BILL WITHERS Still Bill (Sussex)

Perhaps unfairly recognised, if at all, only for two or three songs, Bill has never been thought of as an album artist like a Stevie, a Marvin or a Sly, or even a Curtis, an Al or an Isaac. Although there might not be a unifying thread (politics, God, Sex, plants, drugs, crime etc.) tying these ten songs together, “Still Bill” is certainly no two singles/eight b-sides quota quickie.

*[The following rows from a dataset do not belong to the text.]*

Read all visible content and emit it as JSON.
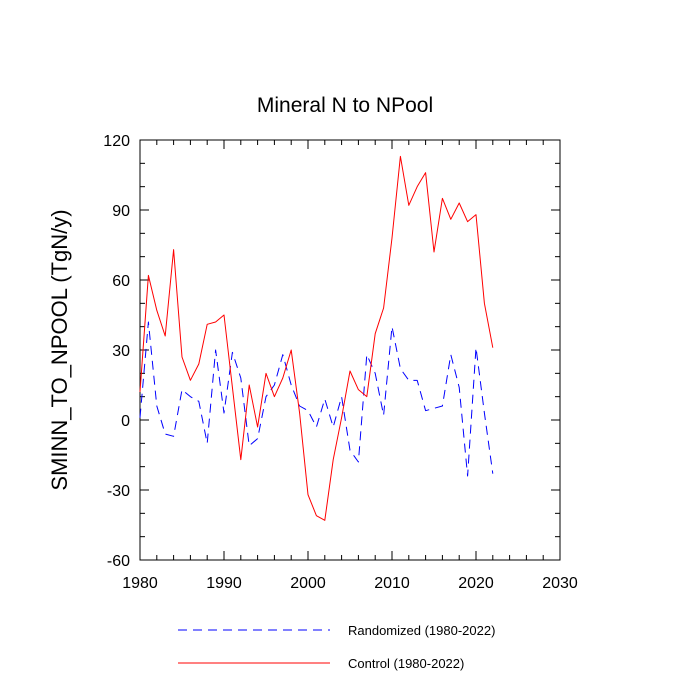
{
  "chart_data": {
    "type": "line",
    "title": "Mineral N to NPool",
    "xlabel": "",
    "ylabel": "SMINN_TO_NPOOL  (TgN/y)",
    "xlim": [
      1980,
      2030
    ],
    "ylim": [
      -60,
      120
    ],
    "xticks": [
      1980,
      1990,
      2000,
      2010,
      2020,
      2030
    ],
    "yticks": [
      -60,
      -30,
      0,
      30,
      60,
      90,
      120
    ],
    "xtick_labels": [
      "1980",
      "1990",
      "2000",
      "2010",
      "2020",
      "2030"
    ],
    "ytick_labels": [
      "-60",
      "-30",
      "0",
      "30",
      "60",
      "90",
      "120"
    ],
    "x": [
      1980,
      1981,
      1982,
      1983,
      1984,
      1985,
      1986,
      1987,
      1988,
      1989,
      1990,
      1991,
      1992,
      1993,
      1994,
      1995,
      1996,
      1997,
      1998,
      1999,
      2000,
      2001,
      2002,
      2003,
      2004,
      2005,
      2006,
      2007,
      2008,
      2009,
      2010,
      2011,
      2012,
      2013,
      2014,
      2015,
      2016,
      2017,
      2018,
      2019,
      2020,
      2021,
      2022
    ],
    "series": [
      {
        "name": "Randomized (1980-2022)",
        "color": "#0000ff",
        "style": "dashed",
        "values": [
          1,
          42,
          6,
          -6,
          -7,
          13,
          10,
          8,
          -10,
          30,
          3,
          29,
          18,
          -11,
          -8,
          10,
          15,
          28,
          15,
          6,
          4,
          -3,
          9,
          -3,
          10,
          -13,
          -18,
          28,
          20,
          2,
          40,
          22,
          17,
          17,
          4,
          5,
          6,
          28,
          14,
          -24,
          31,
          3,
          -23
        ]
      },
      {
        "name": "Control (1980-2022)",
        "color": "#ff0000",
        "style": "solid",
        "values": [
          12,
          62,
          47,
          36,
          73,
          27,
          17,
          24,
          41,
          42,
          45,
          14,
          -17,
          15,
          -3,
          20,
          10,
          18,
          30,
          3,
          -32,
          -41,
          -43,
          -17,
          1,
          21,
          13,
          10,
          37,
          48,
          78,
          113,
          92,
          100,
          106,
          72,
          95,
          86,
          93,
          85,
          88,
          50,
          31
        ]
      }
    ],
    "legend": {
      "placement": "bottom-center",
      "entries": [
        "Randomized (1980-2022)",
        "Control (1980-2022)"
      ]
    }
  }
}
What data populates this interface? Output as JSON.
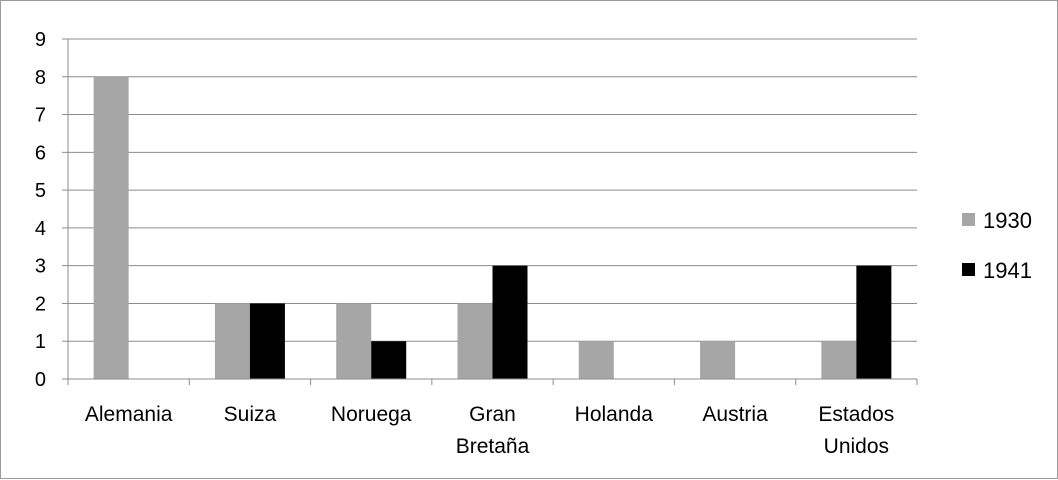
{
  "chart_data": {
    "type": "bar",
    "title": "",
    "xlabel": "",
    "ylabel": "",
    "categories": [
      [
        "Alemania"
      ],
      [
        "Suiza"
      ],
      [
        "Noruega"
      ],
      [
        "Gran",
        "Bretaña"
      ],
      [
        "Holanda"
      ],
      [
        "Austria"
      ],
      [
        "Estados",
        "Unidos"
      ]
    ],
    "series": [
      {
        "name": "1930",
        "color": "#a6a6a6",
        "values": [
          8,
          2,
          2,
          2,
          1,
          1,
          1
        ]
      },
      {
        "name": "1941",
        "color": "#000000",
        "values": [
          0,
          2,
          1,
          3,
          0,
          0,
          3
        ]
      }
    ],
    "ylim": [
      0,
      9
    ],
    "yticks": [
      0,
      1,
      2,
      3,
      4,
      5,
      6,
      7,
      8,
      9
    ],
    "grid": true,
    "legend_position": "right"
  }
}
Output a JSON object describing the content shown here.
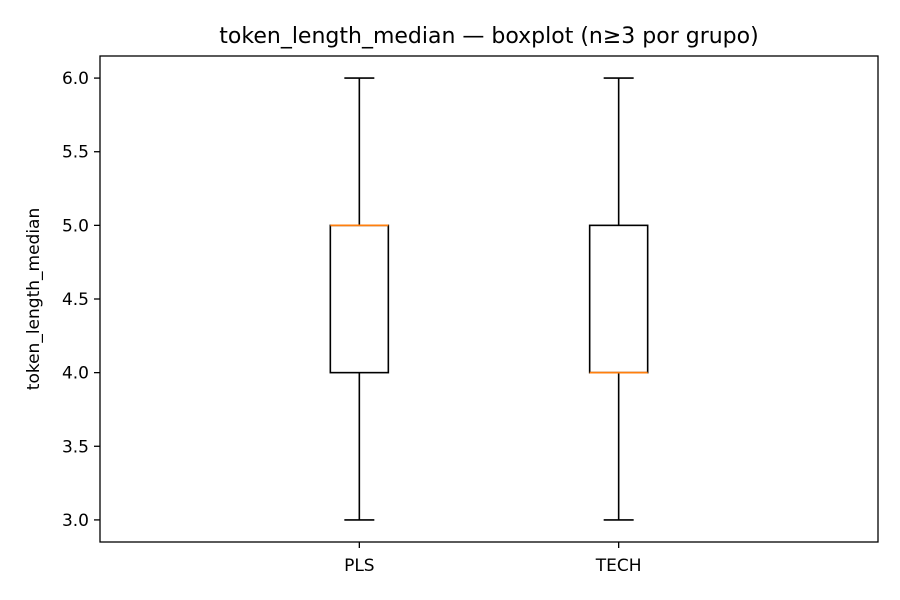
{
  "chart_data": {
    "type": "boxplot",
    "title": "token_length_median — boxplot (n≥3 por grupo)",
    "xlabel": "",
    "ylabel": "token_length_median",
    "ylim": [
      2.85,
      6.15
    ],
    "yticks": [
      3.0,
      3.5,
      4.0,
      4.5,
      5.0,
      5.5,
      6.0
    ],
    "ytick_labels": [
      "3.0",
      "3.5",
      "4.0",
      "4.5",
      "5.0",
      "5.5",
      "6.0"
    ],
    "categories": [
      "PLS",
      "TECH"
    ],
    "boxes": [
      {
        "category": "PLS",
        "whisker_low": 3.0,
        "q1": 4.0,
        "median": 5.0,
        "q3": 5.0,
        "whisker_high": 6.0
      },
      {
        "category": "TECH",
        "whisker_low": 3.0,
        "q1": 4.0,
        "median": 4.0,
        "q3": 5.0,
        "whisker_high": 6.0
      }
    ],
    "grid": false,
    "colors": {
      "box": "#000000",
      "median": "#ff7f0e"
    }
  }
}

Consistent in its high quality, “Still Bill” deals with personal politics, its songs titles rich with personal pronouns. On “Let Me In Your Life” he’s trying to mend a broken heart with compassion and a sympathetic string arrangement; “Who Is He (And What Is He To You)?” smarts with the sting of suspicion. I find “Use Me” a bit icky, but at least it all sounds consensual – I can see why Grace Jones recorded one of its fifty or so cover versions, though the concept of a Scott Walker interpretation takes a little getting used to. Its hollowed-out arrangement could be a precursor of the kind of sparse, stripped down electro-funk Prince would major in a decade or more later. “Lean On Me” – yeah, one of the aforementioned two or three – was written as an expression of appreciation of the support Withers received from colleagues at the Lockheed factory where he was working whilst attempting to launch his musical career. It might just sound like a soulful reworking of “You’ve Got A Friend”, but, on the other hand, it’s a soulful reworking of “You’ve Got A Friend” – resulto! The cheery anti-bling of “I Don’t Know” is delightful (“Feeling like a rich man/Haven’t got a dime/Feeling like a young man/But I’m as old as Father Time”), yet “Another Day To Run” subtly morphs into a blaxploitation miniature, addressing drug addiction, alcoholism, prostitution and religion almost before you realise it. The album closes with the equally delicate call for empowerment of the gloriously 70s-titled “Take It All In And Check It All Out” – it’s not exactly the Black Panthers, but no less valid because of it.

This barcode-less vinyl pressing possesses the delightful time capsule ambience of an album that’s been idling away the last few decades in a darkened warehouse. The sound is a little distorted in places, but is still so much better than not having a vinyl pressing at all.